The only all analog way that is likely to be satisfactory is via internegs. Yes, the traditional interneg film has been discontinued, but Portra apparently works pretty well for some folks.
This is one of those cases where hybrid is the most satisfactory work flow, not because it's inherently better than previous methods but because cancellation of materials pretty much force one to it.
Nope. No real analogue substitutes.
But alternative (aka skilled-based a-to-d hybridised scan-to-print workflow with high-end printing) have got a big leg up on the staid, inflexible nature of Ilfochrome (to say nothing of dealing with the horrors of the raw media itself) — or I certainly would not be using it! Might be something to look at if you're really desperate. Believe me, I was a sourpuss once about the alternative methods but once you re-skill there is no limit to the quality you can achieve. Again, if that quality was not achievable, I would not be spending fortunes on prints, framing and exhibition (and viewers do know what they are looking at, that's never held back from them).
I am about to run out of the last of my Ilfochrome paper and chemical supplies. I have been seeking a substitute and this is what I will say. The closest analog substitute you will find is Ilford Ilfoflex. Having been made by Ilford as an RA-4 material on the same base as Ilfochrome and using dyes that match, with careful tweaking you will be extremely happy with the results. Process is develop in B&W developer, wash, reversal exposure, ra-4 develop, blix, wash. The whole process once controlled is actually better than ilfochrome in some aspects, Contrast is far easier to control.
"Its my profession to hijack time" ~ Stephen Frizza.

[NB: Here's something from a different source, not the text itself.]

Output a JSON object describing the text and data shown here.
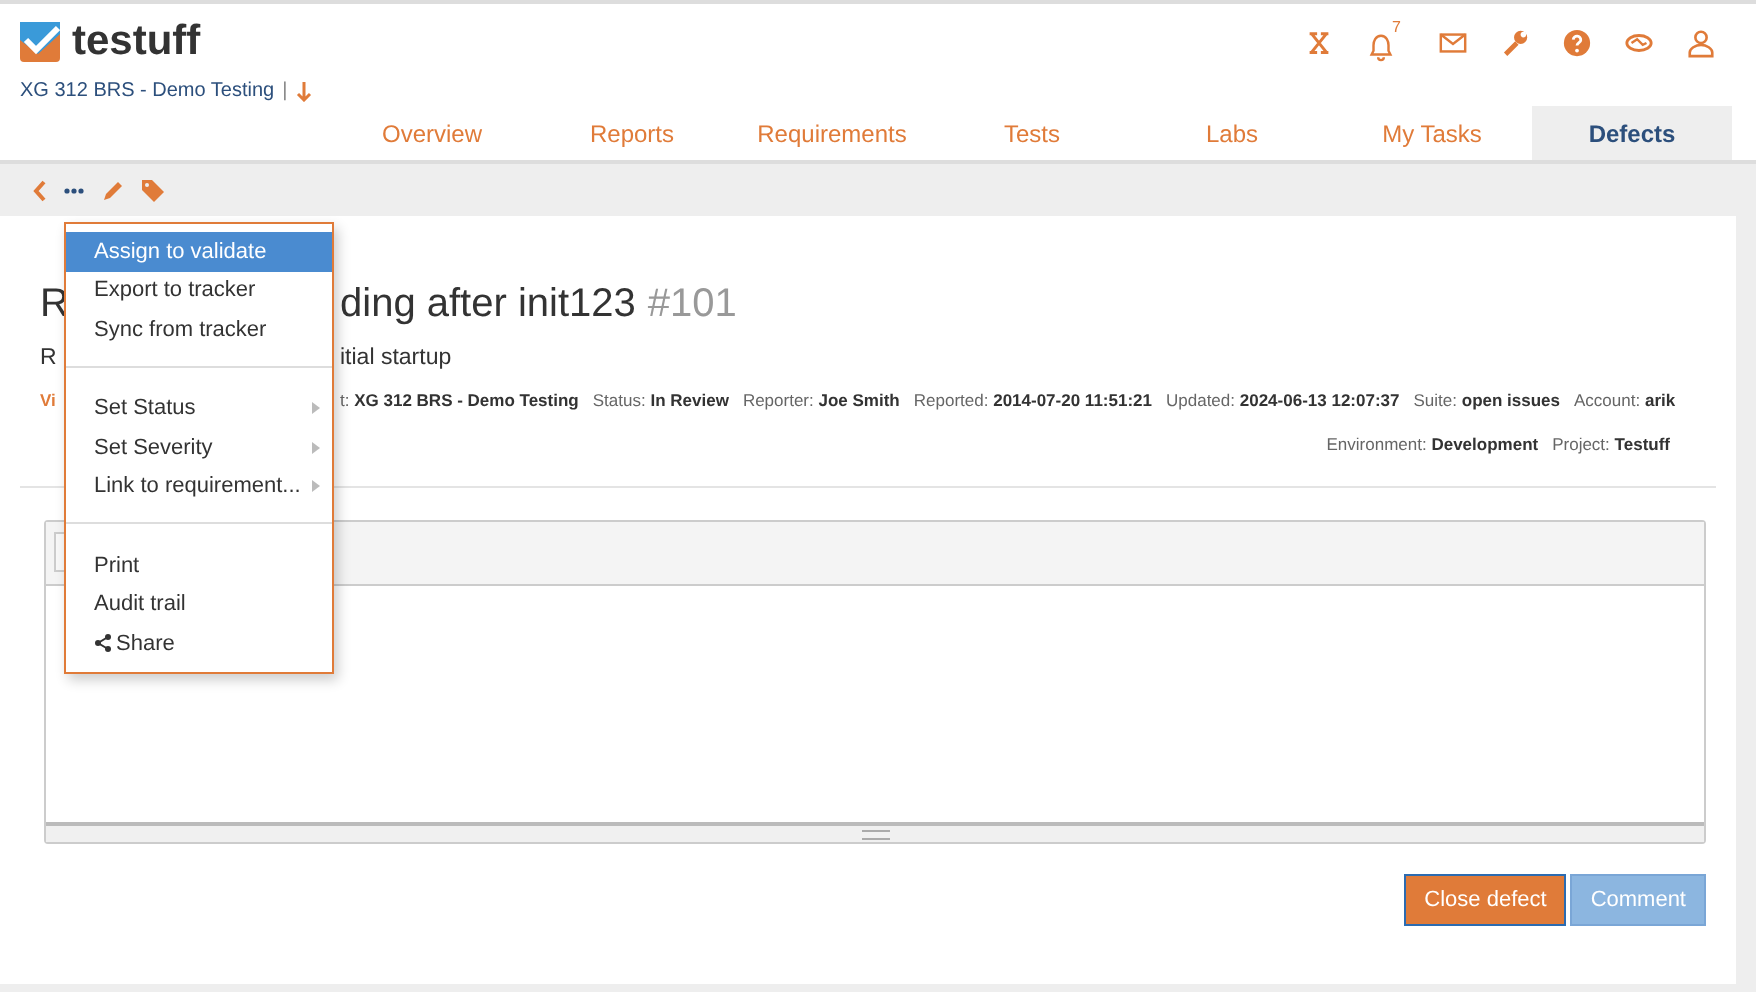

Stephen, where do you get your Ilfoflex from, US, Europe?
Cheers - Andy C
16mm Cine, 35mm, 120, 5x4 & 7x5.
By the same logic you should be able to experiment with reversal processing of Fujiflex. But the dyes in Ilfoflex cannot be same same as in
Ilfochrome, because azo dyes in that instance require chromolytic removal, and are not related to the chromogenic system of RA4. It would
also be useful for someone to investigate chemical reversal vs light, so the whole process could be done uninterrupted in drums.